Not that anyone expects a "cure," of course, especially one to be simply gulped down in battlefield emergencies. But citicoline has seemed (in both rats and humans) to halt some of the chemical effects on the brain of various injuries -- not just head trauma, but ischemic stroke, glaucoma, and so on. Best of all: it's a naturally-occurring drug, marketed under various brand names but not subject to patent restrictions... and (at least in the US) requires no prescription. A quick search online confirmed that it's inexpensive and widely available from "regular" sources.
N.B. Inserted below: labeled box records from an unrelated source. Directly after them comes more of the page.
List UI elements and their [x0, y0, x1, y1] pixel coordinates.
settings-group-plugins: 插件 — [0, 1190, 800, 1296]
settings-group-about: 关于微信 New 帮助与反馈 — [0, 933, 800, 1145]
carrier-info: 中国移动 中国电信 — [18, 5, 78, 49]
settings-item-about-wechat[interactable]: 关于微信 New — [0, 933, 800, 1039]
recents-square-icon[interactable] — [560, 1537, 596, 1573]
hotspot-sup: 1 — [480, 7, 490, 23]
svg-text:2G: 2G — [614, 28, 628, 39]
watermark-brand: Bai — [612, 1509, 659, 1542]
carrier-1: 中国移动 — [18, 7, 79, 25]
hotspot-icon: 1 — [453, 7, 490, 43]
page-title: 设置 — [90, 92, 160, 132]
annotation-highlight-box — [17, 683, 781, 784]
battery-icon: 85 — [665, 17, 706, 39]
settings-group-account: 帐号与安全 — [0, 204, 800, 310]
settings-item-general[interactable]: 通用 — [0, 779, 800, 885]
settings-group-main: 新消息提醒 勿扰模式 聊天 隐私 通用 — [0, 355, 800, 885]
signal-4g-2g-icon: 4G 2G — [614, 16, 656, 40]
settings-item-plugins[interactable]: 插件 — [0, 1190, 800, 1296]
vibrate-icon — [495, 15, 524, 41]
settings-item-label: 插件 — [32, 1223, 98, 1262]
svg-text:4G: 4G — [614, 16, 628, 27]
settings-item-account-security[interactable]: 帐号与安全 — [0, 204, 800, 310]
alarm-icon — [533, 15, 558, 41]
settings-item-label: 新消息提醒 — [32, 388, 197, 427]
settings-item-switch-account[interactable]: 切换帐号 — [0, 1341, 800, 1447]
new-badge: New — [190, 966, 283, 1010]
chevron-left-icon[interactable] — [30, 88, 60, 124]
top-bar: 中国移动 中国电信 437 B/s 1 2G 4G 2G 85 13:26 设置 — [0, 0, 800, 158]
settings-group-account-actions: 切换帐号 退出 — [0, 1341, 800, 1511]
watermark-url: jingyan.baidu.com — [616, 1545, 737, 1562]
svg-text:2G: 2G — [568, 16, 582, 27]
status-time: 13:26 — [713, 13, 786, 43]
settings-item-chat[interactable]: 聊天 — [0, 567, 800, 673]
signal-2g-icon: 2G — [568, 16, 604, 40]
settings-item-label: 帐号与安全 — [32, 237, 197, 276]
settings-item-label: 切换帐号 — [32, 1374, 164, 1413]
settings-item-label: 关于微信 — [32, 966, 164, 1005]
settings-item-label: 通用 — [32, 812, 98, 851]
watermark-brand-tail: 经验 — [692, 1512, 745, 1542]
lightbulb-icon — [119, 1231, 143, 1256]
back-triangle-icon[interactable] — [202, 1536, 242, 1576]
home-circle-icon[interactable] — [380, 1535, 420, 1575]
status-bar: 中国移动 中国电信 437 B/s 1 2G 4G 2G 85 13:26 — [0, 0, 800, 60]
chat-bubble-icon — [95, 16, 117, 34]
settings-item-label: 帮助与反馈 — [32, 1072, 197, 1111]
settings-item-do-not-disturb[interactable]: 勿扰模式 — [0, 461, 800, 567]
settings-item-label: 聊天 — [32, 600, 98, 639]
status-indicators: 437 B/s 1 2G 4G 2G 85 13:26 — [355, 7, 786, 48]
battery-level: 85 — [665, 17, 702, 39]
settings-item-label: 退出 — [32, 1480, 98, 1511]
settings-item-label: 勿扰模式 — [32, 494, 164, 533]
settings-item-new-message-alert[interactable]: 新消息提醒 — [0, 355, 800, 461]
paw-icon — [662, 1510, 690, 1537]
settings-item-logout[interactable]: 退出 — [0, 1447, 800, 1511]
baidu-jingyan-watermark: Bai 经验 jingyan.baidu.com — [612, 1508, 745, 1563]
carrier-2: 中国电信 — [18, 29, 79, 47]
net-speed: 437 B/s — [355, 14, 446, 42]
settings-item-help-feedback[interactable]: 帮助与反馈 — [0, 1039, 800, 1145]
You don't have to obtain citicoline from a furtive retailer with an office on the sidewalk at a poorly-lit street corner.

But a recent study in Europe of over two thousand patients (published in the Journal of the American Medical Association, or JAMA) reveals that citicoline is no more effective than placebos in the treatment of TBIs. The study followed the progress of over two thousand patients, including more than 1,200 in the US, over the course of 90 days' treatment. This is disappointing news, for TBI treatment not just here but around the world. (The study's author says citicoline is approved for use as a TBI treatment in almost sixty countries.)

One interesting angle to the report, by the way: although they didn't sponsor the study, a Spanish manufacturer of citicoline supplied the samples used in the testing. Good to be reminded that pharmaceutical testing doesn't always lead to results beneficial to the commercial interests of the parties behind it.